Paris, le 26 juin 2026
Proposition de loi sur la financiarisation de la santé :
encadrer sans entraver, en associant les représentants des médecins
La CSMF prend acte du dépôt de la proposition de loi du député Thibault BAZIN visant à encadrer la financiarisation de l’offre de soins. Ce texte répond à une préoccupation réelle : les logiques de rentabilité ne doivent jamais prendre le pas sur l’indépendance médicale, la qualité des soins et l’accès aux soins sur l’ensemble du territoire.
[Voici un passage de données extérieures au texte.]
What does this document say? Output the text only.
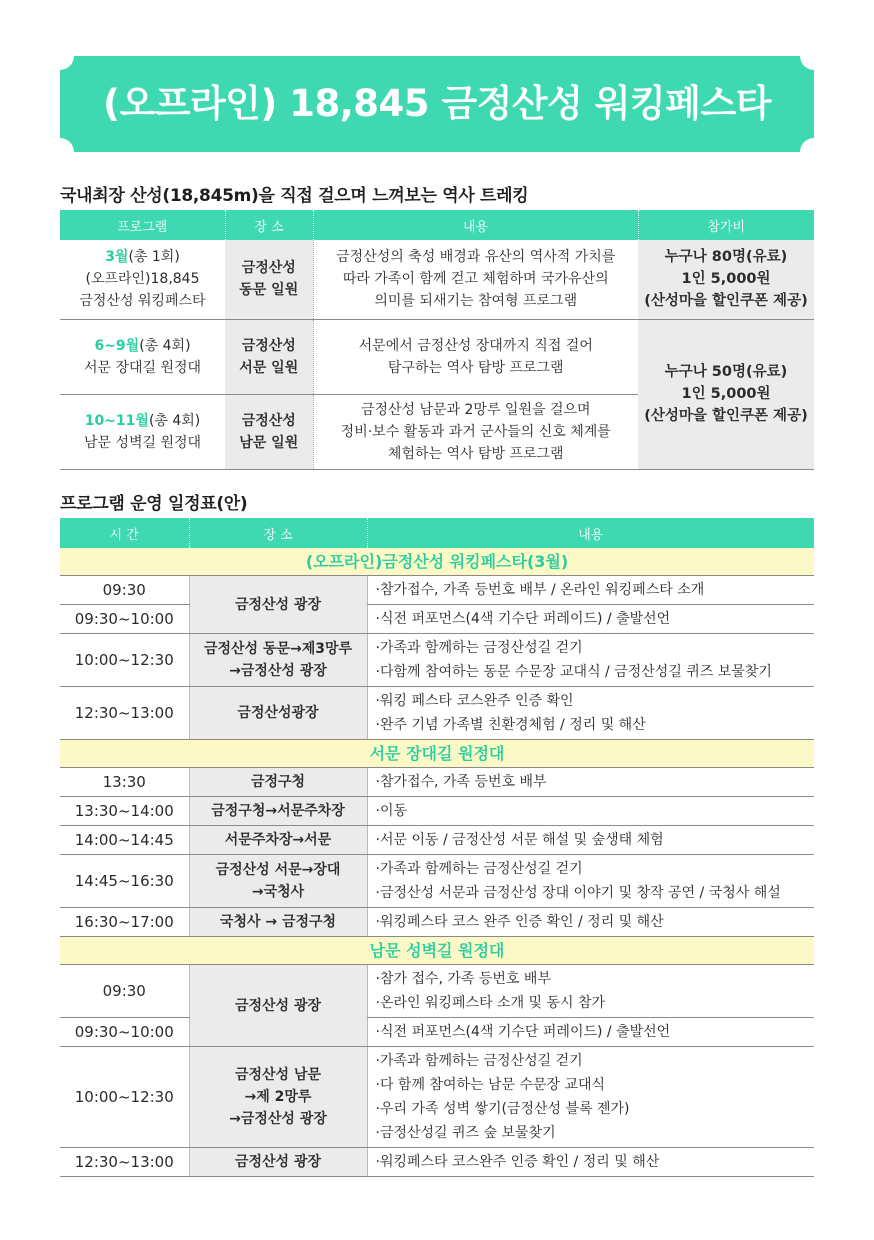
(오프라인) 18,845 금정산성 워킹페스타
국내최장 산성(18,845m)을 직접 걸으며 느껴보는 역사 트레킹
프로그램	장 소	내용	참가비

3월(총 1회)
(오프라인)18,845
금정산성 워킹페스타	금정산성
동문 일원	금정산성의 축성 배경과 유산의 역사적 가치를
따라 가족이 함께 걷고 체험하며 국가유산의
의미를 되새기는 참여형 프로그램	누구나 80명(유료)
1인 5,000원
(산성마을 할인쿠폰 제공)

6~9월(총 4회)
서문 장대길 원정대	금정산성
서문 일원	서문에서 금정산성 장대까지 직접 걸어
탐구하는 역사 탐방 프로그램	누구나 50명(유료)
1인 5,000원
(산성마을 할인쿠폰 제공)

10~11월(총 4회)
남문 성벽길 원정대	금정산성
남문 일원	금정산성 남문과 2망루 일원을 걸으며
정비·보수 활동과 과거 군사들의 신호 체계를
체험하는 역사 탐방 프로그램	
프로그램 운영 일정표(안)
시 간	장 소	내용
(오프라인)금정산성 워킹페스타(3월)		
09:30	금정산성 광장	·참가접수, 가족 등번호 배부 / 온라인 워킹페스타 소개
09:30~10:00		·식전 퍼포먼스(4색 기수단 퍼레이드) / 출발선언
10:00~12:30	금정산성 동문→제3망루
→금정산성 광장	·가족과 함께하는 금정산성길 걷기
·다함께 참여하는 동문 수문장 교대식 / 금정산성길 퀴즈 보물찾기

12:30~13:00	금정산성광장	·워킹 페스타 코스완주 인증 확인
·완주 기념 가족별 친환경체험 / 정리 및 해산

서문 장대길 원정대		
13:30	금정구청	·참가접수, 가족 등번호 배부
13:30~14:00	금정구청→서문주차장	·이동
14:00~14:45	서문주차장→서문	·서문 이동 / 금정산성 서문 해설 및 숲생태 체험
14:45~16:30	금정산성 서문→장대
→국청사	·가족과 함께하는 금정산성길 걷기
·금정산성 서문과 금정산성 장대 이야기 및 창작 공연 / 국청사 해설

16:30~17:00	국청사 → 금정구청	·워킹페스타 코스 완주 인증 확인 / 정리 및 해산
남문 성벽길 원정대		
09:30	금정산성 광장	·참가 접수, 가족 등번호 배부
·온라인 워킹페스타 소개 및 동시 참가

09:30~10:00		·식전 퍼포먼스(4색 기수단 퍼레이드) / 출발선언
10:00~12:30	금정산성 남문
→제 2망루
→금정산성 광장	·가족과 함께하는 금정산성길 걷기
·다 함께 참여하는 남문 수문장 교대식
·우리 가족 성벽 쌓기(금정산성 블록 젠가)
·금정산성길 퀴즈 숲 보물찾기

12:30~13:00	금정산성 광장	·워킹페스타 코스완주 인증 확인 / 정리 및 해산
La PPL vise à l’instauration d’un cadre de contrôle renforcé des investissements dans la santé, avec des exigences accrues de transparence sur les chaînes d’investissement et des garde-fous sur les montages financiers complexes. La CSMF soutient cette démarche.
Elle appelle néanmoins à associer pleinement les organisations syndicales représentatives aux dispositifs d’observation et d’évaluation. Les médecins libéraux sont les premiers témoins des réalités de l’exercice : leur expertise est indispensable pour que ces mécanismes soient à la fois efficaces et praticables, sans alourdir inutilement les créations de structures vertueuses.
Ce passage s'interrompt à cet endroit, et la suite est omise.